Сейчас меня больше всего тревожил вопрос о конвое. Мне уже пришлось выделить на сопровождение двух колонн восемь человек и четыре пулемета, то есть треть моего боевого состава. Если дело и дальше так пойдет, не останусь ли я не сегодня-завтра вдвоем с Чионкой?

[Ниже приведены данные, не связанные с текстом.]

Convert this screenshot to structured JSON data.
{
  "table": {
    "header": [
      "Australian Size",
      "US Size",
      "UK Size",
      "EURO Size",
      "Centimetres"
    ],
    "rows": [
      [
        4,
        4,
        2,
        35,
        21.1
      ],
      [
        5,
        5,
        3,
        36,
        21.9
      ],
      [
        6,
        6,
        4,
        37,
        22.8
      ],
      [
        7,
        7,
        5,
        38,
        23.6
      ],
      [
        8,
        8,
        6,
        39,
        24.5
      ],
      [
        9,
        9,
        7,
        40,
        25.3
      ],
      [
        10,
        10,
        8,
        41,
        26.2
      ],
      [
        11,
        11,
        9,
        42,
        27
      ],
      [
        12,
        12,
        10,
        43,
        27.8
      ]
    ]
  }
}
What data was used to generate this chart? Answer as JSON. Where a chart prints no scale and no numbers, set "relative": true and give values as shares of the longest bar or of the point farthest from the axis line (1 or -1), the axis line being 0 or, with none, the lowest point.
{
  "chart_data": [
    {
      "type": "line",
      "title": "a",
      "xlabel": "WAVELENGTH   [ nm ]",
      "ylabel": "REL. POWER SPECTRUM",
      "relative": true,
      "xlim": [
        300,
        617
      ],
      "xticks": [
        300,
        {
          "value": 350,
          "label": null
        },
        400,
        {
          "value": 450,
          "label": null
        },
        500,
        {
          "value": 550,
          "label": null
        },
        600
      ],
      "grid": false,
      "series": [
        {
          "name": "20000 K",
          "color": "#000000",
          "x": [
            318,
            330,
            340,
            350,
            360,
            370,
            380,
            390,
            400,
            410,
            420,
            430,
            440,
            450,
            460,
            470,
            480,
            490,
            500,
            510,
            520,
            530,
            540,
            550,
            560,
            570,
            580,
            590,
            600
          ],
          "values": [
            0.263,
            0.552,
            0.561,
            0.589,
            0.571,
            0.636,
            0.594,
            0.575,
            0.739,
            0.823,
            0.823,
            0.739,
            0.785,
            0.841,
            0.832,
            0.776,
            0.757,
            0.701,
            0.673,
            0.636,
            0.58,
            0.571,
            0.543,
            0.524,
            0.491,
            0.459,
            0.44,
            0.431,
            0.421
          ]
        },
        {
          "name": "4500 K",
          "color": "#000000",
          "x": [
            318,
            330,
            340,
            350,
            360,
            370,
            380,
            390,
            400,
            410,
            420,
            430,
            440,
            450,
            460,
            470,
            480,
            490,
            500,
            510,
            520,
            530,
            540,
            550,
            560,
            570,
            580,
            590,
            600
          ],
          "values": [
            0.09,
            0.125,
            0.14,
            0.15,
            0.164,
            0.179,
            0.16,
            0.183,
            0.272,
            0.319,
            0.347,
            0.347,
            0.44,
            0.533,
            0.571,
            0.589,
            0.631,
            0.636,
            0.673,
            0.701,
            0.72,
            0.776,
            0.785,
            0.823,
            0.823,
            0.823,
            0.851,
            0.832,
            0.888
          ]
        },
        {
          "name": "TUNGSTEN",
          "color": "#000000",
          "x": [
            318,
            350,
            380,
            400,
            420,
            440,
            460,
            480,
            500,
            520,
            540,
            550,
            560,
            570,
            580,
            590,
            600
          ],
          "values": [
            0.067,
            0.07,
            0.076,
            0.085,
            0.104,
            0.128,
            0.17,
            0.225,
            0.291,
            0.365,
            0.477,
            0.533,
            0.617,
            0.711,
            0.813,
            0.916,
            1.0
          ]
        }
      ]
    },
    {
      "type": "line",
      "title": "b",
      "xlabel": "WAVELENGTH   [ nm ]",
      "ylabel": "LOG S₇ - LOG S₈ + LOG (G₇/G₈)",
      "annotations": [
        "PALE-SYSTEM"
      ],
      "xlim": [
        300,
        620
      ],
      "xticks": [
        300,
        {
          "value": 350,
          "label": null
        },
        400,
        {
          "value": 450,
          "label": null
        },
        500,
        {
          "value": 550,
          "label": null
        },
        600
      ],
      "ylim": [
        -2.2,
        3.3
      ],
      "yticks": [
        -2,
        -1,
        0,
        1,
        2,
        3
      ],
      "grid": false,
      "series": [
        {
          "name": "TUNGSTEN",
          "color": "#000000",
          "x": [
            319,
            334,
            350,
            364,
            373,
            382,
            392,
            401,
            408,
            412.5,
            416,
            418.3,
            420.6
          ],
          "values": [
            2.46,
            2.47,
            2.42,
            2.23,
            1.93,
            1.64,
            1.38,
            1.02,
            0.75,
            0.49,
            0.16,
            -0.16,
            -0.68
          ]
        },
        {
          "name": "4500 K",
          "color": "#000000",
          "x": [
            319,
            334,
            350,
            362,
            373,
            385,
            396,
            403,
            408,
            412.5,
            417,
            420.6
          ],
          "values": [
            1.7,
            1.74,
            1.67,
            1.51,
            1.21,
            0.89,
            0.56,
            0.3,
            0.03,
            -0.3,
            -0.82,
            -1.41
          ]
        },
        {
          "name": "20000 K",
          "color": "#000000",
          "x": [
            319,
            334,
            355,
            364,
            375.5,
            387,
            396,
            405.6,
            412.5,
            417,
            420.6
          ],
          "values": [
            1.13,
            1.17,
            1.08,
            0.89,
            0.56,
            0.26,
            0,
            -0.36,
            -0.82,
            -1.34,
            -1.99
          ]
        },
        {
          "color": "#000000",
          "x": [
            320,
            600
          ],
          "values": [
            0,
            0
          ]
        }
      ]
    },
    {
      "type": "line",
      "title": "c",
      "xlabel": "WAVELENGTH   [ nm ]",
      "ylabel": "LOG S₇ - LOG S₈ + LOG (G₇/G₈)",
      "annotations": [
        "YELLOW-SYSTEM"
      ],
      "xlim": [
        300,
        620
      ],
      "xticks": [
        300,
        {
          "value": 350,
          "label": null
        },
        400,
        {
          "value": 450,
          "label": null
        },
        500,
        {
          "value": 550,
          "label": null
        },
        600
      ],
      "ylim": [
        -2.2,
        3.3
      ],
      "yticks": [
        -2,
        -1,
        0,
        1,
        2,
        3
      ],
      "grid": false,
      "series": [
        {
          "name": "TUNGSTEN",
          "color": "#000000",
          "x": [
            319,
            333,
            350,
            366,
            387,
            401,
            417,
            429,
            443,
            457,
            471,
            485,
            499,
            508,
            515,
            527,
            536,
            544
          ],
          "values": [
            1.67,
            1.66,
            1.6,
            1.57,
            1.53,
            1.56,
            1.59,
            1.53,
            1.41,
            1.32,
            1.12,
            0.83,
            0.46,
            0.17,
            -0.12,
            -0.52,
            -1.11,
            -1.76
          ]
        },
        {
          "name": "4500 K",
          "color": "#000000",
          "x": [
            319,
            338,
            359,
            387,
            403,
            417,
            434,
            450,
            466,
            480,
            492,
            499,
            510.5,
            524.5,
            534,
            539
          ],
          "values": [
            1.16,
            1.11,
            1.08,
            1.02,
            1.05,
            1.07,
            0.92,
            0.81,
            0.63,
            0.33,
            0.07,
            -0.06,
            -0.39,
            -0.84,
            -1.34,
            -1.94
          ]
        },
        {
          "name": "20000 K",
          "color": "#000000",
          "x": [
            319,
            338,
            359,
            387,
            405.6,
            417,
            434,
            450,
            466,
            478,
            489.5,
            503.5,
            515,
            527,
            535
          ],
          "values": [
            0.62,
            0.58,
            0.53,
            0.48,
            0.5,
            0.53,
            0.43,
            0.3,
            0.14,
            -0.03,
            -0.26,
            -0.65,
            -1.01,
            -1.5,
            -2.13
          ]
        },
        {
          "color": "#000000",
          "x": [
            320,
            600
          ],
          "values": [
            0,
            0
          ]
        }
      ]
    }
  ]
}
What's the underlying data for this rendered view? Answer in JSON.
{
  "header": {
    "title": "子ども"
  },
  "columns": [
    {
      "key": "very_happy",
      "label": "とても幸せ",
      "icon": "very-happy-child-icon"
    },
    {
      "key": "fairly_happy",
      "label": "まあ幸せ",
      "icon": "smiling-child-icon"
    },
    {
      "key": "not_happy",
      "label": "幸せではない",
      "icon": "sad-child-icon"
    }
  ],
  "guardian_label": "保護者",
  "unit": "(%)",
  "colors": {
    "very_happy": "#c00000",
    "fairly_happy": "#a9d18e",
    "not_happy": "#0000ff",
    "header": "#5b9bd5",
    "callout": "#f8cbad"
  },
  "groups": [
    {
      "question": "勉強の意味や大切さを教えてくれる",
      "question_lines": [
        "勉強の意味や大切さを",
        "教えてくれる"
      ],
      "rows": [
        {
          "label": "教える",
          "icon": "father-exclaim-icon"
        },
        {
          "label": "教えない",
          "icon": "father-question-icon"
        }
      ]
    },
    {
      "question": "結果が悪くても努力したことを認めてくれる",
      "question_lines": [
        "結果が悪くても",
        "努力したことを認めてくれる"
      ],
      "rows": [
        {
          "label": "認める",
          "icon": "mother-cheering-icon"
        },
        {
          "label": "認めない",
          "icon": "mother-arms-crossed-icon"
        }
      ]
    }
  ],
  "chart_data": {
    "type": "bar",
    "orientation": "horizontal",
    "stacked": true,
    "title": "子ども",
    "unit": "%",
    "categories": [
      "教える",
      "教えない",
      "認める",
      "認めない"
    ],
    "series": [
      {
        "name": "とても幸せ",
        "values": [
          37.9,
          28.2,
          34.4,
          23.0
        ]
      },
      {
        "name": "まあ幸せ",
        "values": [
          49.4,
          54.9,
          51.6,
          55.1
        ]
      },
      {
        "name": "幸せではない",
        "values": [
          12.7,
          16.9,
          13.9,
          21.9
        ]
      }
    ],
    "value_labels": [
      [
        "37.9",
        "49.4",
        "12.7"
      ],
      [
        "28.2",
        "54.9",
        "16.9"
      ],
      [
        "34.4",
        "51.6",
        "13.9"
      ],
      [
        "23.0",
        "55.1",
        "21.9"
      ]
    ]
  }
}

И так получилось, что я больше всего стал теперь бояться пленных. Впрочем, я надеялся, что их осталось не так уж много на нашей дороге. Но я ошибся. После полудня мы нагнали еще сто семьдесят пять усталых и голодных немецких солдат, покорно ждавших нас на краю села. На этот раз это были остатки баварской дивизии, той самой, с которой нам пришлось сражаться в последнюю ночь войны, где командование и высшее офицерство в ту же ночь бежало на машинах по направлению к Мюнхену. Делегация этой разгромленной дивизии даже вышла нам навстречу с белым флагом и белыми повязками на руках. Возглавлял ее чернявый фельдфебель, раненный в руку. Он говорил с нами спокойно и покорно. Они понимают, что война проиграна и нужно сдаваться в плен… Но и мы обязаны гарантировать им как военнопленным жизнь. Он просил меня особенно учесть то обстоятельство, что они добровольно, еще до нашего прихода, сложили оружие, и указал при этом на сваленные в кучу у канавы винтовки и пулеметы. Но все они были исковерканы, разбиты.
— Почему вы вывели из строя оружие? — крикнул я, взбешенный, и, натянув поводья, врезался с конем в их ряды.
— Пулеметы к бою! — приказал я бойцам.
И мгновение спустя вся эта толпа почти в двести человек стояла, дрожа от страха, перед дулами восьми пулеметов.
У меня не было, конечно, намерения стрелять в пленных. Я хотел только запугать их. А главное, у меня возникла идея — и этот маневр должен был помочь мне осуществить ее. Я велел дать несколько очередей в воздух. Затем, знаком приказав прекратить стрельбу, крикнул яростно:
— В две минуты построиться в колонну… Исполнять!
Не через две, но через пять минут колонна в безупречном порядке стояла, построившись, на середине шоссе, как на учебном плацу. «Прекрасно, — подумал я. — Этому вас обучили на славу». Я проехал на коне вдоль колонны, стараясь придать себе по возможности грозный вид. Передвинул всех офицеров в передние ряды и приказал пленным бросить на дорогу оставшееся оружие. Были брошены несколько пистолетов и запасных обойм. Я знаком приказал Чионке подобрать их. Фельдфебель, возглавлявший делегацию, передал ему еще две припрятанные гранаты.
Теперь надо было выполнить то, что я задумал. Я приказал выйти ко мне старшему по чину офицеру. Из колонны выступил маленького роста белобрысый капитан с круглыми глазами цвета конопляного семени… Сойдя с коня, я знаком приказал ему перейти вместе со мною канаву. Остановившись по другую ее сторону на линии колонны, я с безразличным видом стал играть своим пистолетом, бросая время от времени на своего спутника хмурые взгляды исподлобья… Когда я решил, что атмосфера достаточно накалена, я спросил, сверля капитана взглядом:
— Вам известно, что немецкая армия безоговорочно капитулировала и что все оружие является нашими военными трофеями?
— Известно.
— Так как же вы смели допустить его порчу?
— Я подумал, что так будет лучше, — ответил он убежденно. — Я это сделал, чтобы устранить возможность нежелательных инцидентов, которые могли стоить жизни моим солдатам…
«Так, так, — сказал я себе. — Прекрасно. Ты как раз подходящий для меня человек…»
— Значит, вам дорога жизнь ваших солдат? — спросил я.
— Конечно, — прошептал он. — Мы всю войну прошли вместе…
Я сунул пистолет в кобуру и приказал ему:
— Выньте карту. Раскройте. Найдите дорогу, на которой мы сейчас находимся. Так, хорошо, — одобрил я, когда он мне указал соответствующее место на ней. — Примите команду над колонной и отправитесь в этом направлении навстречу нашим частям. Исполняйте!
Немец вздохнул с облегчением, козырнул и уже собрался перепрыгнуть через канаву, как вдруг остановился в замешательстве и двинулся нерешительно обратно ко мне.
— А если я встречу кого-нибудь, господин младший лейтенант? — спросил он. — Ведь у меня нет ничего на руках, никакого документа!